I believe writing is one of the rarest instruments of reflection. It slows me down, compels me to listen, and forces me to notice the truths that often slip by in silence. Around me, I see so many realities; some that can be managed, others heavy with regret. Too often, they are ignored, feared, twisted into convenience, or simply left to drift away unnoticed. Yet each of them matters. Each deserves its place in the light. Most of us carry our own perspectives, yet we keep them hidden, muted by hesitation or crushed by fear. Here, in this space, I want to resist that silence. I have spoken before, I have written before, and though I lost that rhythm for a time, I return now, trying to begin again with a steadier, more insistent voice.

I believe in resistance, and I believe in responsibility; toward myself and the society I live in. But neither can endure without steadiness of spirit. And in our world, that steadiness is fragile. Distraction waits at every corner. Sometimes it slips in quietly, almost unseen; other times it crashes down like a wave. It lives in small refusals, quiet indulgences, and in the endless pull of social media that consumes our time and hollows out our attention. And slowly, without noticing, we begin to forget ourselves. We stop becoming whole, and instead learn only to scatter fragments, shadows of what might have been complete.

I tried writing elsewhere. Substack, Medium. Medium felt too much like a marketplace, built to sell voices instead of letting them breathe. Substack was fresher, yes, but still another orbit of the same gravity I was trying to escape: social media. And neither gave me what I needed. One leaned political, the other philosophical. I wanted a space that could hold both. For me, writing was never about being read. It was always about the act itself, the shaping of thought into words, the act of remembering myself through sentences, the act of building a voice that would otherwise fade into nothing. If someone reads, so be it. If no one reads, so be it. Even if every word I write disappears into an unread archive, I will not regret it. I will have written, and that will be enough.

Everything here is personal. I try to be fair, but my words, like anyone’s, will carry the weight of what I believe. My mind leans toward the left, shaped by principles I hold close. Yet I refuse to give it blind loyalty. I will criticize it where it fails.

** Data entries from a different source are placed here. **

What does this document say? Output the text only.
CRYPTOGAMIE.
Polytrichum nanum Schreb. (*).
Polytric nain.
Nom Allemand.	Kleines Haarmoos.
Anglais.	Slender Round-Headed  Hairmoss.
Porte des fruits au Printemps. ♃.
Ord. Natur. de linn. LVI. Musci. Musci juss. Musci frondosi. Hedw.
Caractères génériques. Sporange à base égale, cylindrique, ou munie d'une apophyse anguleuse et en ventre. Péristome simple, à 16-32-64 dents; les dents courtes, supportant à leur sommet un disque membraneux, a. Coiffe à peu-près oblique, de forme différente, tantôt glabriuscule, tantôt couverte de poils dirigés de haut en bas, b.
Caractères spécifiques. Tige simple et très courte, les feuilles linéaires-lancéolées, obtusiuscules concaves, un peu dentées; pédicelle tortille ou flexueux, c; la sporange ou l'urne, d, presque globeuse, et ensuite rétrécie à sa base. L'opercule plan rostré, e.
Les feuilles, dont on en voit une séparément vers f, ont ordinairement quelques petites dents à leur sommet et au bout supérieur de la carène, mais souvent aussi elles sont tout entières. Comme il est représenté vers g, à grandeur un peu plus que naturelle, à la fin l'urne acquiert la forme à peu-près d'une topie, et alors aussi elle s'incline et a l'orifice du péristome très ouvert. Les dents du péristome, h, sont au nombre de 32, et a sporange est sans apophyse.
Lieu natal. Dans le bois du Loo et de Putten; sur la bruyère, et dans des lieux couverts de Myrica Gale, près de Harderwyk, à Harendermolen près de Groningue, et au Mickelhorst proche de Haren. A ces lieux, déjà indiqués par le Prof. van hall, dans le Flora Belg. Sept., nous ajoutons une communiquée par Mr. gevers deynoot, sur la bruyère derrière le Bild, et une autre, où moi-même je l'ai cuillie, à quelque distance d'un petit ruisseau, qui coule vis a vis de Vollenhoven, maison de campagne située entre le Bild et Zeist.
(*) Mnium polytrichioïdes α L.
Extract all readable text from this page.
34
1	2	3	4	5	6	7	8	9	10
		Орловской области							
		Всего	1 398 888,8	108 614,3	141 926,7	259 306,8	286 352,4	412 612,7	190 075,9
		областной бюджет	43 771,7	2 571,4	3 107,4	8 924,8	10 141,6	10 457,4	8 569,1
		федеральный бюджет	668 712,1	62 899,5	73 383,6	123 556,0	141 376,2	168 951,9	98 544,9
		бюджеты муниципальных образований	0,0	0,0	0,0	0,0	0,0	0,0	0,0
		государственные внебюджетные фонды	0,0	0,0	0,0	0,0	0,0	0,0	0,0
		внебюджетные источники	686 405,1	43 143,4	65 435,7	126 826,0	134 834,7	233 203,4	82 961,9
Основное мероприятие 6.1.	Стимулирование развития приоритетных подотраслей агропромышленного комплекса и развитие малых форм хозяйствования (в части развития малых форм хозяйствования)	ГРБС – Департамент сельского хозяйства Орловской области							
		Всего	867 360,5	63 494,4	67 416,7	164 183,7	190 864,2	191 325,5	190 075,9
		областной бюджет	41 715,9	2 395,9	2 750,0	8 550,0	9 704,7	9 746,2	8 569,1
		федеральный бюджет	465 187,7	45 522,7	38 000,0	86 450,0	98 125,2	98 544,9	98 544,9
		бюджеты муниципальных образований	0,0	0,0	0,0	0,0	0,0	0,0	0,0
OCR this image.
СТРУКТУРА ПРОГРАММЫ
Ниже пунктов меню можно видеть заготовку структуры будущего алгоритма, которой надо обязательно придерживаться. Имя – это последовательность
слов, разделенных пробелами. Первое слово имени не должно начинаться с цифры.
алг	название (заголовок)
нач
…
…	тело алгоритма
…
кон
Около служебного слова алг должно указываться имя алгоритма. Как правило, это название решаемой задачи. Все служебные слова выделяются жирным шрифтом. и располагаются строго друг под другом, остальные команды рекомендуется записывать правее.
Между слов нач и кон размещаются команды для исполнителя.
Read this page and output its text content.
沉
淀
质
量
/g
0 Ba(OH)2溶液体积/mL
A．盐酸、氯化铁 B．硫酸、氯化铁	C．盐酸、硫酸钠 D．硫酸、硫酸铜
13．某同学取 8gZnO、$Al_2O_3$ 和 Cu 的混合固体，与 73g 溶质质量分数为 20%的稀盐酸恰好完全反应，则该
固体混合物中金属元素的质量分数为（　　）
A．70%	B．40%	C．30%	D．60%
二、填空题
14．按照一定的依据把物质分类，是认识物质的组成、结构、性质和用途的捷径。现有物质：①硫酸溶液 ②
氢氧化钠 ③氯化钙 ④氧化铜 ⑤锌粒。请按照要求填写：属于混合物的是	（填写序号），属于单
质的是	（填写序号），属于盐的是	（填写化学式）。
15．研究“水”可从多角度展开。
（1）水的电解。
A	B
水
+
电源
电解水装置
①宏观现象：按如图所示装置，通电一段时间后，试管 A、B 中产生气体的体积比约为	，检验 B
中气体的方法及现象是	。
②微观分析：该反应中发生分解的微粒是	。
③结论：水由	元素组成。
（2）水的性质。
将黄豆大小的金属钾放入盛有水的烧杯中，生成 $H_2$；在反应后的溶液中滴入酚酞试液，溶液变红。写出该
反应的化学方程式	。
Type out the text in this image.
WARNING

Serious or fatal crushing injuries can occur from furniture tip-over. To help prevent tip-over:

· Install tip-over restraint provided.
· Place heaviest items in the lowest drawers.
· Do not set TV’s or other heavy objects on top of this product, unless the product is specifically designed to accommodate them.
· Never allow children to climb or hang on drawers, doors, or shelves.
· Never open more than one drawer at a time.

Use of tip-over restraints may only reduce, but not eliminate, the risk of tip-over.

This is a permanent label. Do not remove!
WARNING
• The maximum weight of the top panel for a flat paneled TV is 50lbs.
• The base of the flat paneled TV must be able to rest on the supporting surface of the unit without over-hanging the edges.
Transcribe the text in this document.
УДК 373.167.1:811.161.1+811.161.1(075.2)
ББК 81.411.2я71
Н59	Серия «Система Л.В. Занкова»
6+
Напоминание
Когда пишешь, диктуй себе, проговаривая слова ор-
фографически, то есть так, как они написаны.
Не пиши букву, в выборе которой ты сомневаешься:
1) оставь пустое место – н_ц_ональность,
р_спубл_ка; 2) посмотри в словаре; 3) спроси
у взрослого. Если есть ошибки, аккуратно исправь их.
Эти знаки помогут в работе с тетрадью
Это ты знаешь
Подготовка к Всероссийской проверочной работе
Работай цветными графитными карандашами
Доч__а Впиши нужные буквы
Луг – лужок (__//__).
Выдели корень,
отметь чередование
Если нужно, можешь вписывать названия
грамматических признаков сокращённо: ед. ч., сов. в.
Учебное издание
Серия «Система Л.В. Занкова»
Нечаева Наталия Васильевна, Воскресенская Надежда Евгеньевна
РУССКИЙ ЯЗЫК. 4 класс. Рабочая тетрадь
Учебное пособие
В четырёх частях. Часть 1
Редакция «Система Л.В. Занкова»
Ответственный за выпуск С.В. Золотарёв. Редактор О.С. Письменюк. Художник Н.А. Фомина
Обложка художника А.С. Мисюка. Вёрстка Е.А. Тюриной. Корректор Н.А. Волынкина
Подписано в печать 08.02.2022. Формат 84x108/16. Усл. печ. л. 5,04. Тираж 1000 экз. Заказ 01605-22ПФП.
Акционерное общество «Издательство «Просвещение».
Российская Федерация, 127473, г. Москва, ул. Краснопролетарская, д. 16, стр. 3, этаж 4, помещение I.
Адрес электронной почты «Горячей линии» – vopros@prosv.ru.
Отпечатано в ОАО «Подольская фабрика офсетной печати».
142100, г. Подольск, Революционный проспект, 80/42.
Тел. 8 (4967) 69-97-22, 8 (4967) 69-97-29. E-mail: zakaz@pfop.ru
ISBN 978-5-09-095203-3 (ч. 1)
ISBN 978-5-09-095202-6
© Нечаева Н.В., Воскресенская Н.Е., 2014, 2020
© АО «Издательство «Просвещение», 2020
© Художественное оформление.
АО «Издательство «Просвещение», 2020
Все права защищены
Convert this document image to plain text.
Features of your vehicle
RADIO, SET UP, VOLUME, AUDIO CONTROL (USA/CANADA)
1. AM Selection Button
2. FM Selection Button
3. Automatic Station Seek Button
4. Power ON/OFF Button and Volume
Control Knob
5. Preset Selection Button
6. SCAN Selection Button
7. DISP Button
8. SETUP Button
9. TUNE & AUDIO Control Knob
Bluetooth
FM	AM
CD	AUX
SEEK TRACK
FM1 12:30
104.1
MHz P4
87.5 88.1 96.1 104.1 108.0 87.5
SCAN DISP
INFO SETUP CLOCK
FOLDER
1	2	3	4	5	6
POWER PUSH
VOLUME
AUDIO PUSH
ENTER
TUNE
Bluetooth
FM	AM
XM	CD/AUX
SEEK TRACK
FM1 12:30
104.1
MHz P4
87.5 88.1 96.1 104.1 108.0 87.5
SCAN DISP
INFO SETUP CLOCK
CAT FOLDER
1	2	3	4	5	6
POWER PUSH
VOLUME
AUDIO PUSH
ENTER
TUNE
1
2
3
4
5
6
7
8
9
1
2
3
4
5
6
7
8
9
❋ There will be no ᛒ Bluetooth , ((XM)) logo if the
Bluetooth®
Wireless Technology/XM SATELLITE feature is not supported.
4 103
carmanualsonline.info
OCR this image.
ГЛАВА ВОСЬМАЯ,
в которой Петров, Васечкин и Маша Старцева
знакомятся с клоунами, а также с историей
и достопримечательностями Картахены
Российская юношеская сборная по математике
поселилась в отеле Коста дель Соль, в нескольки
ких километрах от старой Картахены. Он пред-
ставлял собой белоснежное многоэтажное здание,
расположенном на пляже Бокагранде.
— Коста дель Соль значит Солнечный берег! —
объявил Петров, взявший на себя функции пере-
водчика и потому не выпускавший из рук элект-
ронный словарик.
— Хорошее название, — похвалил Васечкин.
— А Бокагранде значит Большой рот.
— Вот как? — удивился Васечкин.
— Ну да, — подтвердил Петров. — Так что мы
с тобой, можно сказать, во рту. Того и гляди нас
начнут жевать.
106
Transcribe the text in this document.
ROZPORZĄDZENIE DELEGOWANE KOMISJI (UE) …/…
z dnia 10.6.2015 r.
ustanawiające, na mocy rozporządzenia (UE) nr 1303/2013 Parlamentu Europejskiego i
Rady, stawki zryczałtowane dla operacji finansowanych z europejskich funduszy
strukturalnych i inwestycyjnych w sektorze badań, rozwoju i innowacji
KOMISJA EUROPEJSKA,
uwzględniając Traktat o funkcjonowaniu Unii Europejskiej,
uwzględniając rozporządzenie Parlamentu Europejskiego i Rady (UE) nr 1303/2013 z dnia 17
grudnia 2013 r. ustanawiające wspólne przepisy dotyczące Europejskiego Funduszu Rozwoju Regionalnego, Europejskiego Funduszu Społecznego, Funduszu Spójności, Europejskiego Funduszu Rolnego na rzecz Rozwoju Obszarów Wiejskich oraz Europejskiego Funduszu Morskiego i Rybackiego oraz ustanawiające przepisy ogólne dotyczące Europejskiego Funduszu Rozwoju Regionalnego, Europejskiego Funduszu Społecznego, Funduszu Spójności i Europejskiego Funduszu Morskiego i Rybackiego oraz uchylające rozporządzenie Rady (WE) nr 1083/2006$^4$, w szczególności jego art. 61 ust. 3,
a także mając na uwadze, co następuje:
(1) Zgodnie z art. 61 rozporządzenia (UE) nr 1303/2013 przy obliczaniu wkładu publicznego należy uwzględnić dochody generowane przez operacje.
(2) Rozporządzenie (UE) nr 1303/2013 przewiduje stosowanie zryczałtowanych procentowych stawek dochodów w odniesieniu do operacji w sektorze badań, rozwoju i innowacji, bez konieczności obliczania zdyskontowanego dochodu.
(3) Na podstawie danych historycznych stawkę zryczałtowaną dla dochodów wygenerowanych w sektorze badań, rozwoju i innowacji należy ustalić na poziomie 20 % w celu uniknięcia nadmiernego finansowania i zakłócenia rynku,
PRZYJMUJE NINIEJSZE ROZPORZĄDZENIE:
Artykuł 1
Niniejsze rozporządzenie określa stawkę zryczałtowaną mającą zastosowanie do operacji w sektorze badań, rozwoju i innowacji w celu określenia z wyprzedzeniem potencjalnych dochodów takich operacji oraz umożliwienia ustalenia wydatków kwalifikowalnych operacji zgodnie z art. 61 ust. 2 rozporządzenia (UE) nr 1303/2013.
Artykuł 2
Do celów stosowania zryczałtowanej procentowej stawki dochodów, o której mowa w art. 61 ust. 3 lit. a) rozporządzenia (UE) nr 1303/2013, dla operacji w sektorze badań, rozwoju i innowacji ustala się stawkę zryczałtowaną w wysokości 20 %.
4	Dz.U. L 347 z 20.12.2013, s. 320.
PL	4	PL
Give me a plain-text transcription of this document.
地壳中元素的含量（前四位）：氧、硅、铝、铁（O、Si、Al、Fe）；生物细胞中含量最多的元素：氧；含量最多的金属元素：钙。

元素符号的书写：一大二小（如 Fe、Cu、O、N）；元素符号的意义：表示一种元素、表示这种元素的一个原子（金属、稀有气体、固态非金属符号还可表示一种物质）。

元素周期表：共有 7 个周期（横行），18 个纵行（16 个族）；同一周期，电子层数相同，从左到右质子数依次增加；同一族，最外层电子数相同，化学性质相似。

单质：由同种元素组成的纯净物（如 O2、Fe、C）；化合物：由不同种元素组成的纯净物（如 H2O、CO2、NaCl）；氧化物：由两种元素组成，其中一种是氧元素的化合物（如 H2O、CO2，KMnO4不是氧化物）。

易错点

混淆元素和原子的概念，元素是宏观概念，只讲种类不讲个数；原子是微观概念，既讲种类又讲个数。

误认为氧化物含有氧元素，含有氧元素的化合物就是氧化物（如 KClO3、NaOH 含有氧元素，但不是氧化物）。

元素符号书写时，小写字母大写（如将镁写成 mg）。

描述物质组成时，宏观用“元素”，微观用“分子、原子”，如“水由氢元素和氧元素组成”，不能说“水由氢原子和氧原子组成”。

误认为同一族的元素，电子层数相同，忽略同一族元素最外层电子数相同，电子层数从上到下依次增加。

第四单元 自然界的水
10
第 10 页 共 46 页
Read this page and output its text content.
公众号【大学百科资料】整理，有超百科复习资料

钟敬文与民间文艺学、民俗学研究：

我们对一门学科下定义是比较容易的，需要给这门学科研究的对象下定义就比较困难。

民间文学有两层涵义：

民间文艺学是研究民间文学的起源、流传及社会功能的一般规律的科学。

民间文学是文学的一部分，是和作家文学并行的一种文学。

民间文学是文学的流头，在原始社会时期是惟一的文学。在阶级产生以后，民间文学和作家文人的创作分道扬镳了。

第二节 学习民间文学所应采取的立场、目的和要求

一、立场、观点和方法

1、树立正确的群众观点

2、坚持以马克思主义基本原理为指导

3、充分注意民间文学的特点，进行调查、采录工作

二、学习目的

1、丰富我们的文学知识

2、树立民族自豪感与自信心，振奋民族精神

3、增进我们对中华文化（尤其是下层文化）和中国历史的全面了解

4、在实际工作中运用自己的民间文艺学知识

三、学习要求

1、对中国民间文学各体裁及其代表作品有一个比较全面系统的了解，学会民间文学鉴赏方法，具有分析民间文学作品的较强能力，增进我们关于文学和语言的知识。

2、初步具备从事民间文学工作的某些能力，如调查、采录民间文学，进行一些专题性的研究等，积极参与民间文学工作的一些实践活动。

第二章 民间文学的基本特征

I am not with the right either, though sometimes I find value in certain fragments of its thought. What I follow is not ideology but conscience, not the alignment but the reflection, a voice that will not be boxed in by borders drawn too neatly.

Religion too; I write from outside it. I am not a believer, and I am not a denier. I do not worship, but I do not dismiss. I am closer to agnostic than anything else: skeptical of religion’s answers, yet unwilling to close the door on mystery altogether.

I believe instead in nature, in conscience, in the stubborn power of independent thought. I admire both art and science, each in its own way a language for truth. I love poetry, cinema, and drama; everything that carries the human impulse to tell stories, to give shape to experience. And music, I believe, is the most perfect thing humanity has ever created. I revere discovery, from the smallest steps of knowledge to the farthest galaxies charted by astrophysics. I honor the genius of those who sought to change the world, even when history chose to forget them. But what I cannot admire and what I cannot respect are those who pursued change only for profit. Their legacy is not creation but possession, and that is not something I wish to remember.

I believe in the blind poet, the deaf musician, the failed revolutionist, the silent prophet, the crippled athlete, the impoverished genius and the forgotten leader. They all tried.